Developing an Effective Breast Cancer Vaccine

Hatem Soliman, MD


Cancer Control. 2010;17(3):183-190. 

In This Article

Abstract and Introduction


Background: Harnessing the immune response in treating breast cancer would potentially offer a less toxic, more targeted approach to eradicating residual disease. Breast cancer vaccines are being developed to effectively train cytotoxic T cells to recognize and kill transformed cells while sparing normal ones. However, achieving this goal has been problematic due to the ability of established cancers to suppress and evade the immune response.
Methods: A review of the literature on vaccines and breast cancer treatment was conducted, specifically addressing strategies currently available, as well as appropriate settings, paradigms for vaccine development and response monitoring, and challenges with immunosuppression.
Results: Multiple issues need to be addressed in order to optimize the benefits offered by breast cancer vaccines. Primary issues include the following: (1) cancer vaccines will likely work better in a minimal residual disease state, (2) clinical trial design for immunotherapy should incorporate recommendations from expert groups such as the Cancer Vaccine Working Group and use standardized immune response measurements, (3) the presently available cancer vaccine approaches, including dendritic cell-based, tumor-associated antigen peptide-based, and whole cell-based, have various pros and cons, (4) to date, no one approach has been shown to be superior to another, and (5) vaccines will need to be combined with immunoregulatory agents to overcome tumor-related immunosuppression.
Conclusions: Combining a properly optimized cancer vaccine with novel immunomodulating agents that overcome tumor-related immunosuppression in a well-designed clinical trial offers the best hope for developing an effective breast cancer vaccine strategy.

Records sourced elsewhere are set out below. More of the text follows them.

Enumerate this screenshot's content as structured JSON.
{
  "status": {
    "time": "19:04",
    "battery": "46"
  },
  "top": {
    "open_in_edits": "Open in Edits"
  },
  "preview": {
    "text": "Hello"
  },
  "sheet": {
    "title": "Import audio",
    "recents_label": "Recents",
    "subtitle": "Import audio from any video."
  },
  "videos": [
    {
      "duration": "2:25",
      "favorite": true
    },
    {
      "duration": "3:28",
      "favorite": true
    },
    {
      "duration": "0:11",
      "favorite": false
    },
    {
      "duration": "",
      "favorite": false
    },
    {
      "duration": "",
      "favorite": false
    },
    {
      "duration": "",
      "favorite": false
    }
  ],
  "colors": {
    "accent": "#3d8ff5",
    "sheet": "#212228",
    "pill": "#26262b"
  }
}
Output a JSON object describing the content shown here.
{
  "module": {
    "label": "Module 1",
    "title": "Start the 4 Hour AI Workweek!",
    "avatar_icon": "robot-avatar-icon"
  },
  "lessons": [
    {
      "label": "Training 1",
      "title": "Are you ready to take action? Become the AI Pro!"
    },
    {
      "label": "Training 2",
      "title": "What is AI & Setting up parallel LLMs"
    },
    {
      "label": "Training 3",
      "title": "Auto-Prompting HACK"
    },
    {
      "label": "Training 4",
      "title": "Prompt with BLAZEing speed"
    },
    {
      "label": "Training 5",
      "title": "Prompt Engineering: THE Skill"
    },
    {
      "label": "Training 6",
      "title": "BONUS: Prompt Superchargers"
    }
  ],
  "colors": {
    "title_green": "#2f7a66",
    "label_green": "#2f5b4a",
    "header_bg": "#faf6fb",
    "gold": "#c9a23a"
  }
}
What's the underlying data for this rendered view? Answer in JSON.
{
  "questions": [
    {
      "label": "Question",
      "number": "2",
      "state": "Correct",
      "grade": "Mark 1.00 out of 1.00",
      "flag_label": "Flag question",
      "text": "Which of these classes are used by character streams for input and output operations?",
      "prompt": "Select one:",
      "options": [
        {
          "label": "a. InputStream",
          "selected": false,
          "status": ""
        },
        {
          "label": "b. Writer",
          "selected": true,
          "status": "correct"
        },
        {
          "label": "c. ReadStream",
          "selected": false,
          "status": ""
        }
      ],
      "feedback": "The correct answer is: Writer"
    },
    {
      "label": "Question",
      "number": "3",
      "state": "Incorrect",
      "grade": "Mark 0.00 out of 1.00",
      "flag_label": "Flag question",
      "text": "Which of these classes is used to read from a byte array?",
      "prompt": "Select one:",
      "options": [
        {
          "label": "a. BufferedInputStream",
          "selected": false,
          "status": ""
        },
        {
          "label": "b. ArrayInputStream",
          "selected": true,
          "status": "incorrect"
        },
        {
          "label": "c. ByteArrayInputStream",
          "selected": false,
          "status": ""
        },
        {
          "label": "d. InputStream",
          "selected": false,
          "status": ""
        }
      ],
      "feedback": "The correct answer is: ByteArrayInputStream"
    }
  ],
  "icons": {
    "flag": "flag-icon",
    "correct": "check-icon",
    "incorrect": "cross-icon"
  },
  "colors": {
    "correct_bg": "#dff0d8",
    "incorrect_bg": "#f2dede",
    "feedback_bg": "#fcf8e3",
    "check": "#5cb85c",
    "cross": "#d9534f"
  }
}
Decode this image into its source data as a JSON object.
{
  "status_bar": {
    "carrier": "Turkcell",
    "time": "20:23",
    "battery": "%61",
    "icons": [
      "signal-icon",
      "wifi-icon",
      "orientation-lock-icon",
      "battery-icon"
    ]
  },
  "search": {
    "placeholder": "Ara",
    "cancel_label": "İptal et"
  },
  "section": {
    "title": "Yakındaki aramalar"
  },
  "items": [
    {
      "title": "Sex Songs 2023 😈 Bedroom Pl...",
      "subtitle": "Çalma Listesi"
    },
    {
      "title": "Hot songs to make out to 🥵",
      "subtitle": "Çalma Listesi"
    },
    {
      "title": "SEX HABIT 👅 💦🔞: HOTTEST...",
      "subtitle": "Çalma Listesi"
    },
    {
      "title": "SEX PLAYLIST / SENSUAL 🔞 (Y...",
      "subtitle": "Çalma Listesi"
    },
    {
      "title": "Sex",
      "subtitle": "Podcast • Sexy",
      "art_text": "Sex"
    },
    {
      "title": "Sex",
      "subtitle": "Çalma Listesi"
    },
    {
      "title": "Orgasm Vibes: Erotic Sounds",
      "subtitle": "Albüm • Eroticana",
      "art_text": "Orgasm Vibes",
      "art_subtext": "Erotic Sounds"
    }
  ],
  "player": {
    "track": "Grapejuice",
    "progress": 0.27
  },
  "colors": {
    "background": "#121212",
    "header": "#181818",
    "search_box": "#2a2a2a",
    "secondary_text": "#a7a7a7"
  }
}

The notion of cancer immunotherapy is hardly new. Associations between tumor regressions and infections date back to the 1700s. In 1893, Coley[1] reported injecting sarcomas with Gram-positive bacteria to induce a local inflammatory response and subsequent tumor regression. Subsequent breast cancer chemoimmunotherapy trials performed at the M.D. Anderson Cancer Center in the 1970s combined bacillus Calmette-Guérin (BCG) injections with 5-fluorouracil-Adriamycincyclo phosphamide (FAC) chemotherapy.[1,2] Responding patients who received BCG injections plus FAC had longer periods of progression-free and overall survival than those treated with FAC alone. The field has advanced considerably since then, with an increased understanding of candidate antigens, adjuvants, tumor-related immunosuppression pathways, and techniques. However, this improved understanding has yet to translate into a US Food and Drug Administration (FDA)-approved cancer vaccine for breast cancer.

While breast cancer cure rates with current multimodality therapy have improved, an estimated 20% to 30% of patients will have a recurrence of their disease. A safe, effective breast cancer vaccine strategy may reduce this recurrence risk significantly and prevent more costly palliative treatments later on. Several reviews have discussed the scientific rationale and data behind specific breast cancer vaccines.[3,4] There are many promising candidates, but the main challenges will be to properly select the vaccines that offer the greatest clinical benefit and to implement these treatments on a large scale. This article provides an overview of these considerations and attempts to put them into perspective.